My SS's BM is a liar about things to (or maybe it's more of stretching the truth and confusing the kids). She told my SS that we stole him from her and she didn't run away. So I told him that we didn't steal him. She asked my DH to go get him from his ex-SF's care, so we did. After a week of trying to figure out what happened and where Bm was and BM not talking about it DH went to lawyer who advised him to file for custody. After that we have done what we were told by the courts to do. Then I added if his mom felt she didn't run away and she felt what she did was her only option then we can call it something else, but we didn't steal him.



With that being said I would explain to your SS that during the court stuff a lot of things were said from both sides that they shouldn't have said, and that both sides still have tension with the other because of it. If she felt threatened by DH because he was trying to get custody of him which appeared to be best for him then maybe she has a point, but remind him that she could see him more and doesn't so that is on her.



Sometimes as a SM is good for you to take a step back and try to put a neutral spin on the situation for the kid so they can decide for themselves what to believe.




kimkrys1
by on May. 6, 2013 at 10:28 AM

That could be it... but I doubt it.  He is a very private man doesnt like his business on the street as he told me once.  I know they didnt have the best marriage at all.... it was toxic but I can say that he would not hit a woman.  He would have hit me once or twice if he was an abuser... 

Quoting amantonacci:

Do you think dad might want to keep family stuff private because maybe not all of it are lies?


Quoting kimkrys1:

Thanks Ramita... the good thing is I didnt know him until after he divorced.  There was no court or anything she signed the divorce as is and didnt fight at all for the kids.  

Counseling I dont think is an option for 2 reasons:  1) I have tried and BM has tried to find a counselor in our area they are all booked up! and 2) DH says he doesnt need it (SS).  BM wont fight him on that either and I can suggest but that's it really.  I mean I could set up an appointment but DH wouldnt be happy with me.  He feels that we should keep "family stuff private".
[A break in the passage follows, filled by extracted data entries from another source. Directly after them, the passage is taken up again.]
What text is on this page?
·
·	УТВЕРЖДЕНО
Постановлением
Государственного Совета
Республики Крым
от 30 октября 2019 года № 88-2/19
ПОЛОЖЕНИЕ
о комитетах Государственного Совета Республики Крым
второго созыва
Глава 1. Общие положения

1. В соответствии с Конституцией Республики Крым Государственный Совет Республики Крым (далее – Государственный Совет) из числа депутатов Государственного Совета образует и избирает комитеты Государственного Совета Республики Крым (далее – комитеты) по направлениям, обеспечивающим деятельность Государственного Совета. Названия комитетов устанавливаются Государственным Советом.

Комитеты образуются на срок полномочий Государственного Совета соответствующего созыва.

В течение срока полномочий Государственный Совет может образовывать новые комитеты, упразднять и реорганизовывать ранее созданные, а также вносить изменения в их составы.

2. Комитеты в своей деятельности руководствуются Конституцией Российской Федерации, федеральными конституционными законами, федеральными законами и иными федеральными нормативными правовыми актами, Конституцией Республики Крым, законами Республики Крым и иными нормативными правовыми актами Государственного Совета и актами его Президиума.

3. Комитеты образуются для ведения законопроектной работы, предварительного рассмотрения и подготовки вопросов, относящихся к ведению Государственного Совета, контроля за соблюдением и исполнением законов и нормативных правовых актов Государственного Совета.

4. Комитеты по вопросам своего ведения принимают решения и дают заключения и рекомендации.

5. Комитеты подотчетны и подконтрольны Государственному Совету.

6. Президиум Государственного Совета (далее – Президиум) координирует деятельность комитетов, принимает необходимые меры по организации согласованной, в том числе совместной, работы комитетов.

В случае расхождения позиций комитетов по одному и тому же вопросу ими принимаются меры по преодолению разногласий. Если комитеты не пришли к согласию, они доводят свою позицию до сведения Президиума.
So I'm at a loss.  I just wish BM would grow up and I wish DH would put her in her place once and for all.

Quoting ramita:

Could maybe your SS go to counseling?



My SS's BM is a liar about things to (or maybe it's more of stretching the truth and confusing the kids). She told my SS that we stole him from her and she didn't run away. So I told him that we didn't steal him. She asked my DH to go get him from his ex-SF's care, so we did. After a week of trying to figure out what happened and where Bm was and BM not talking about it DH went to lawyer who advised him to file for custody. After that we have done what we were told by the courts to do. Then I added if his mom felt she didn't run away and she felt what she did was her only option then we can call it something else, but we didn't steal him.
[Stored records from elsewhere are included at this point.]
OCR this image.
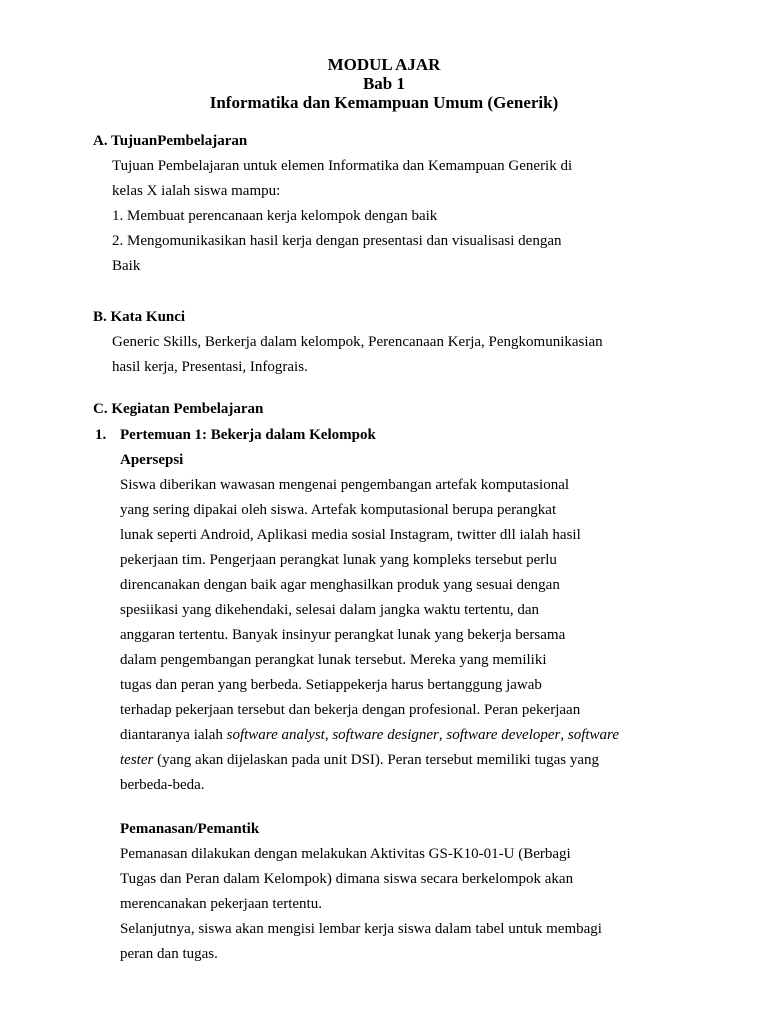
MODUL AJAR
Bab 1
Informatika dan Kemampuan Umum (Generik)
A. TujuanPembelajaran
Tujuan Pembelajaran untuk elemen Informatika dan Kemampuan Generik di
kelas X ialah siswa mampu:
1. Membuat perencanaan kerja kelompok dengan baik
2. Mengomunikasikan hasil kerja dengan presentasi dan visualisasi dengan
Baik
B. Kata Kunci
Generic Skills, Berkerja dalam kelompok, Perencanaan Kerja, Pengkomunikasian
hasil kerja, Presentasi, Infograis.
C. Kegiatan Pembelajaran
1. Pertemuan 1: Bekerja dalam Kelompok
Apersepsi
Siswa diberikan wawasan mengenai pengembangan artefak komputasional
yang sering dipakai oleh siswa. Artefak komputasional berupa perangkat
lunak seperti Android, Aplikasi media sosial Instagram, twitter dll ialah hasil
pekerjaan tim. Pengerjaan perangkat lunak yang kompleks tersebut perlu
direncanakan dengan baik agar menghasilkan produk yang sesuai dengan
spesiikasi yang dikehendaki, selesai dalam jangka waktu tertentu, dan
anggaran tertentu. Banyak insinyur perangkat lunak yang bekerja bersama
dalam pengembangan perangkat lunak tersebut. Mereka yang memiliki
tugas dan peran yang berbeda. Setiappekerja harus bertanggung jawab
terhadap pekerjaan tersebut dan bekerja dengan profesional. Peran pekerjaan
diantaranya ialah software analyst, software designer, software developer, software
tester (yang akan dijelaskan pada unit DSI). Peran tersebut memiliki tugas yang
berbeda-beda.
Pemanasan/Pemantik
Pemanasan dilakukan dengan melakukan Aktivitas GS-K10-01-U (Berbagi
Tugas dan Peran dalam Kelompok) dimana siswa secara berkelompok akan
merencanakan pekerjaan tertentu.
Selanjutnya, siswa akan mengisi lembar kerja siswa dalam tabel untuk membagi
peran dan tugas.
With that being said I would explain to your SS that during the court stuff a lot of things were said from both sides that they shouldn't have said, and that both sides still have tension with the other because of it. If she felt threatened by DH because he was trying to get custody of him which appeared to be best for him then maybe she has a point, but remind him that she could see him more and doesn't so that is on her.



Sometimes as a SM is good for you to take a step back and try to put a neutral spin on the situation for the kid so they can decide for themselves what to believe.